Actualmente, los viajeros que desean ir de Salvador a Itaparica se ven obligados a elegir entre tomar un ferry o realizar un largo recorrido por carretera, opciones que, aunque son asequibles, pueden tardar entre 40 a 60 minutos en completarse. Con la construcción del nuevo puente, se anticipa una notable reducción en el tiempo de viaje, lo que mejorará la conexión con el sur del estado de Bahía, conocido por su intensa actividad turística y económica. Las autoridades brasileñas prevén que este proyecto no solo facilitará el transporte de mercancías, sino que también atraerá nuevas inversiones, impulsando así la economía de la región.
El diseño del puente Salvador-Itaparica será impresionante, con cuatro carriles para vehículos, espacios destinados al mantenimiento y sistemas de seguridad de última tecnología. Con la capacidad para soportar aproximadamente 28.000 vehículos diarios, el puente alcanzará una altura máxima de 82 metros para permitir el paso de grandes buques con destino al puerto de Salvador. Con un valor estimado de 11.600 millones de reales (alrededor de 2.000 millones de euros), el proyecto está a cargo de un consorcio que incluye a las empresas estatales chinas China Communications Construction Company (CCCC) y China Civil Engineering Construction Corporation (CCECC). Según lo previsto, las obras deberán concluir en junio de 2031, aunque el cronograma podría sufrir variaciones a lo largo del proceso.
Además de mejorar la movilidad, el nuevo puente ofrecerá un impulso significativo al turismo en la región.
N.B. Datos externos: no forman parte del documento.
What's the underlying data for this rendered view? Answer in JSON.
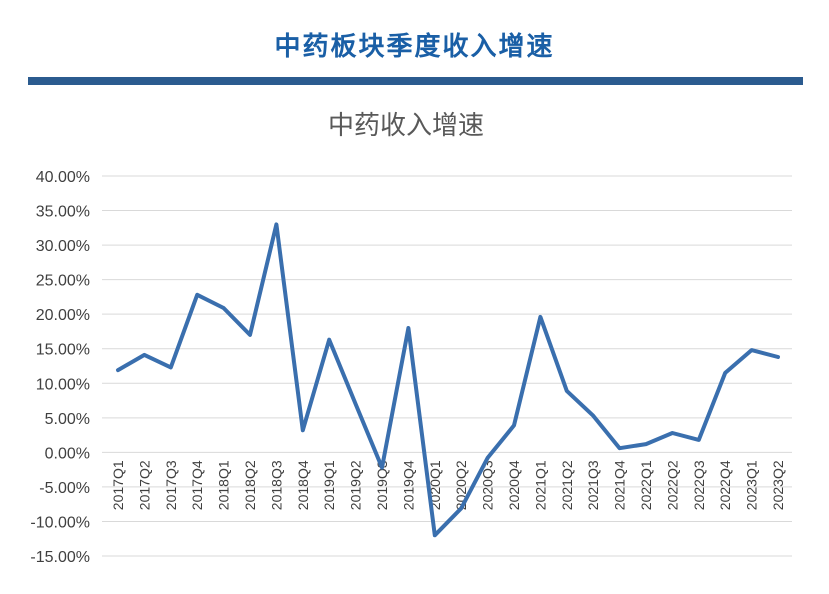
{
  "header": {
    "title": "中药板块季度收入增速"
  },
  "colors": {
    "header_text": "#1a5fa6",
    "header_bar": "#2b5b8f",
    "line": "#3a6fae",
    "grid": "#d9d9d9"
  },
  "chart_data": {
    "type": "line",
    "title": "中药收入增速",
    "xlabel": "",
    "ylabel": "",
    "ylim": [
      -0.15,
      0.4
    ],
    "yticks": [
      "40.00%",
      "35.00%",
      "30.00%",
      "25.00%",
      "20.00%",
      "15.00%",
      "10.00%",
      "5.00%",
      "0.00%",
      "-5.00%",
      "-10.00%",
      "-15.00%"
    ],
    "grid": true,
    "categories": [
      "2017Q1",
      "2017Q2",
      "2017Q3",
      "2017Q4",
      "2018Q1",
      "2018Q2",
      "2018Q3",
      "2018Q4",
      "2019Q1",
      "2019Q2",
      "2019Q3",
      "2019Q4",
      "2020Q1",
      "2020Q2",
      "2020Q3",
      "2020Q4",
      "2021Q1",
      "2021Q2",
      "2021Q3",
      "2021Q4",
      "2022Q1",
      "2022Q2",
      "2022Q3",
      "2022Q4",
      "2023Q1",
      "2023Q2"
    ],
    "series": [
      {
        "values": [
          0.119,
          0.141,
          0.123,
          0.228,
          0.209,
          0.17,
          0.33,
          0.032,
          0.163,
          0.07,
          -0.022,
          0.18,
          -0.12,
          -0.081,
          -0.008,
          0.039,
          0.196,
          0.089,
          0.053,
          0.006,
          0.012,
          0.028,
          0.018,
          0.115,
          0.148,
          0.138
        ]
      }
    ]
  }
}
Bahia es uno de los principales destinos turísticos de Brasil, famoso por sus playas, patrimonio cultural y gastronomía. La nueva conexión terrestre facilitará el acceso a Itaparica y otras localidades costeras del sur, lo cual podría traducirse en un incremento del turismo tanto nacional como internacional. Esta mejora en la accesibilidad no solo beneficiará a los visitantes, sino que también facilitará la movilidad de los residentes y fomentará el desarrollo económico local.
En conclusión, la construcción del puente Salvador-Itaparica representa una obra monumental que promueve la integración y el desarrollo de la infraestructura en Brasil. Con la eliminación de la dependencia de los ferris y la reducción del tiempo de viaje, se espera que el nuevo enlace genere un impacto positivo en el comercio y el turismo, además de mejorar la calidad de vida de los habitantes de Salvador y la isla de Itaparica. A medida que los trabajos avancen, la expectativa crece por lo que este proyecto traerá al futuro de la región.